There was a pause. “Why?”

“That’s what I’m dealing with.”

“Nothing we saw said it was anything more than a single guy.” Volpe sounded irritated. “Two guys?”

“Lemme ask you something else,” Jacob said. “How well do you remember the scene?”

“Pretty freakin well. You see something like that, you don’t forget it.”

“She was on her stomach, throat cut from behind.”

“Uh-huh.”

“Facing...?”

“What?”

“Did it look like she was facing anything?”

“The floor.”

Jacob said, “Anything interesting about the way she was laid out?”

“Well, she had rope burns, but her hands and feet were loose. I remember thinking that was pretty weird.

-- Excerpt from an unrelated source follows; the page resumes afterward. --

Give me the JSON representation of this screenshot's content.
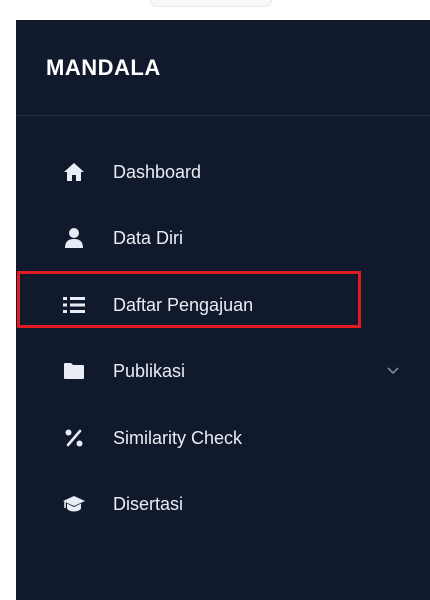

We never recovered the rope, but we matched fibers to a national brand.”

“Meaning, useless.”

“Pretty much.”

“Okay,” Jacob said, “but what I’m asking is, if you’re the bad guy, kneeling on her back, and you look up, what are you looking at?”

A silence; Jacob heard Volpe’s breathing slow.

“I got no fuckin idea,” he finally admitted.

“Can you do me a favor and check the photos for me?”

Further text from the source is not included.